Bu yazıdan sizlerin de çok etkileneceğini düşündüm ve sizlerle paylaşmak istedim:
Nasıl allak bullak olduk böyle?
Birden her şey anlamını yitirdi. Birden doğrular yanlış, yanlışlar doğru oldu.İnsanlığa bir at sineği musallat oldu ki, istediğin kadar kaç. Ensende hep.
Eşe dosta sarılamaz, elimizi uzatamaz olduk. Ne hale geldik? Kendi elini, kendi yüzüne süremiyorsun. Yapılan planlar, kurulan hayaller uçtu gitti avucumuzdan.
Olması imkansız işler oldu, iki ay önce anlatsalar inanmazdın. Havadaki bütün uçaklar kuş gibi yere indi. Oteller kapandı. En büyük turizm fuarı hastaneye çevrildi. Maçlar iptal edildi. Birkaç insanın bir arada olacağı her şeye kısıtlama geldi.
Otobüste sarılarak tutunduğun direğe, evdeki kapıların kollarına düşman gibi bakıyorsun şimdi. Okullar kapandı. Trenler durdu, yollar boşaldı. Petrol sudan değersiz oldu. Kabe kapandı, Kabe…
Kimin gücü yeterdi buna. Suudi kapatsa 3. Dünya savaşı çıkardı. Toplantılar, organizasyonlar, fuarlar, düğünler, kutlamalar toptan iptal oldu. Ölsen cenazene gelecek insan bulamazsın.

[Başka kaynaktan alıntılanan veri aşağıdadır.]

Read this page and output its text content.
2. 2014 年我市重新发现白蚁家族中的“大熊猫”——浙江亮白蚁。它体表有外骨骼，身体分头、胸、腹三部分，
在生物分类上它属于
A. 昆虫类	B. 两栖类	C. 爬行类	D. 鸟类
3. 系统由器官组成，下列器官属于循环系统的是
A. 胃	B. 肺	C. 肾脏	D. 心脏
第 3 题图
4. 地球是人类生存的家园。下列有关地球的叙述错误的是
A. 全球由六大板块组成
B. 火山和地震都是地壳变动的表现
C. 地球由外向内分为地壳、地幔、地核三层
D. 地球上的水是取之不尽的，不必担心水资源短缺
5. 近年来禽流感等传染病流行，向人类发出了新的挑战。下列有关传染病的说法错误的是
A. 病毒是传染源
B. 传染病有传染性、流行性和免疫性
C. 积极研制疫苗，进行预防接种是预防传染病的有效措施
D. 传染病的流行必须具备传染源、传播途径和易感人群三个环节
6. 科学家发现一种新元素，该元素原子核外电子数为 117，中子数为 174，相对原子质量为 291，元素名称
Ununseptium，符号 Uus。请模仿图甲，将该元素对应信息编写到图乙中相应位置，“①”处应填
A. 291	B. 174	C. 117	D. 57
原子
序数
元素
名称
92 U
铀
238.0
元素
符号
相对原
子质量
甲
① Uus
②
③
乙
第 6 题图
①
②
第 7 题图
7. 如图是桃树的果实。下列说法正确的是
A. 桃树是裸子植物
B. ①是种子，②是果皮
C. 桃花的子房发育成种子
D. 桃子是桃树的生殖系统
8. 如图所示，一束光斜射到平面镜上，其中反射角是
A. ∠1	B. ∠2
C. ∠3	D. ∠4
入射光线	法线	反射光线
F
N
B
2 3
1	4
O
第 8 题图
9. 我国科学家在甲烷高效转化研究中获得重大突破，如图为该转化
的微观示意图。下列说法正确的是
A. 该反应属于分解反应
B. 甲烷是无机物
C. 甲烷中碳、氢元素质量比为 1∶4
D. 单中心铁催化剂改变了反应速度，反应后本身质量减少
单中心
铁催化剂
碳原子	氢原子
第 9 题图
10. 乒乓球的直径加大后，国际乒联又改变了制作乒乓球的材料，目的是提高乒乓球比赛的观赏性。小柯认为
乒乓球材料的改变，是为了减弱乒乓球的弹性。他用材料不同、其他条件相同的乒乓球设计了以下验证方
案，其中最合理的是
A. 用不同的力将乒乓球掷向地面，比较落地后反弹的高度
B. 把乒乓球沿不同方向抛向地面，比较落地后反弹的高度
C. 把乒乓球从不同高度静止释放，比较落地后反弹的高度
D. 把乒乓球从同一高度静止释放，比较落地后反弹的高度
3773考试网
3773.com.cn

Bir ay önce Çinli görsek yolu değiştiriyorduk, şimdi Avrupalı… ‘Turist rekorları kıracağız, pazarları artıralım’ derken, turist gelmesin diye bütün uçuşları durdurduk. Her şey yalan oldu dostlar. Akşam çıkardığın kıyafetin bile düşmanın gibi.
Babanın elini öperken düşünüyorsun. Yeni dostların var artık; sabun, su ve yalnızlık! Dini, dili, ırkı, memleketi, zengin, fakir, hiç ayırt etmiyor, her kes eşit, dünyada insanoğlu aynı bilinmezle eşitlendi.
Yaşayarak göreceğiz, başka bir bilinçle ve sağlıkla çıkalım bu süreçten. Kalın sağlıcakla...
Not: Bu yazı tamamıyla alıntıdır. Kimin kaleme aldığını bilmediğim bu yazı için maalesef teşekkür edeceğim bir muhatap yok. Her şey ne kadar doğru değil mi?